Connectivity projects must respect countries sovereignty\, says Gokhale

Connectivity projects must respect countries sovereignty, says Gokhale

IANS

 

NEW DELHI

In what can be seen as remarks targeting China’s Belt and Road Initiative (BRI) project, Foreign Secretary Vijay Gokhale on Thursday said that regional connectivity projects should respect the sovereignty and territorial integrity of all countries.

“Physical hardware of connectivity across nations can only sustain itself in a common and universally applicable rules-based world order,” Gokhale said while addressing a regional connectivity conference on South Asia in the Indo-Pacific context organised by the Cuts International think-tank, the Washington-based East-West Centre, industry body FICCI and the US State Department here.

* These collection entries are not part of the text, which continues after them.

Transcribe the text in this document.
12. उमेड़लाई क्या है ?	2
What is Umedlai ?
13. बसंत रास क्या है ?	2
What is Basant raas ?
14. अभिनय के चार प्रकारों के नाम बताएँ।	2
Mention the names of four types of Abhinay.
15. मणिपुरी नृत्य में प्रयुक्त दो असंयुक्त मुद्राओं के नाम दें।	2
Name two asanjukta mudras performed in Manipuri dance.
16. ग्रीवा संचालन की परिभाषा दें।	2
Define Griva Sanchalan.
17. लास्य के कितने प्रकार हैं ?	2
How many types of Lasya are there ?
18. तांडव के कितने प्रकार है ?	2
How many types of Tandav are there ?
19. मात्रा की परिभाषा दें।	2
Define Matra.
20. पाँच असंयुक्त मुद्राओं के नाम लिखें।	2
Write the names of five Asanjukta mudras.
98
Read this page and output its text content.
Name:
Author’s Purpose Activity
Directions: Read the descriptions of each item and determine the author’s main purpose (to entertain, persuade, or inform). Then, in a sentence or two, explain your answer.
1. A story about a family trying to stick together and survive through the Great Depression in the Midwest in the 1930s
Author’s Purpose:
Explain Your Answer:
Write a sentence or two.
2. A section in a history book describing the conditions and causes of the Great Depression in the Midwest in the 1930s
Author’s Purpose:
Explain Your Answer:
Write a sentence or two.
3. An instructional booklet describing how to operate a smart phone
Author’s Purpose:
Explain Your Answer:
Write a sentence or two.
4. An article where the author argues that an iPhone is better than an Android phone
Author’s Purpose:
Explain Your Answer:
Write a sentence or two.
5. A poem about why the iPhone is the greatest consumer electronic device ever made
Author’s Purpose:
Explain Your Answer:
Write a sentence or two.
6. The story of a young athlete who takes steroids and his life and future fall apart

“Such an order must uphold sovereignty, territorial integrity and equality of all nations,” he said.

The Foreign Secretary’s remarks came after India on Wednesday lodged strong protests with Pakistan and China over a bus service scheduled to be launched on Saturday between Lahore and Kashghar, a city in the Xinjiang region in China’s far west, through Pakistani Kashmir.

“It is the government of India’s consistent and well-known position that the so-called China-Pakistan ‘boundary agreement’ of 1963 is illegal and invalid, and has never been recognised by New Delhi,” the External Affairs Ministry said in a statement.

“Therefore, any such bus service through Pakistan-occupied Jammu and Kashmir will be a violation of India’s sovereignty and territorial integrity.”

While the bus service is an attempt at increasing “friendship” between Pakistan and China, the issue lies in the fact that the bus route passes through Pakistani Kashmir, a part of the China Pakistan Economic Corridor (CPEC) which is a key project under Chinese President Xi Jinping’s pet BRI project.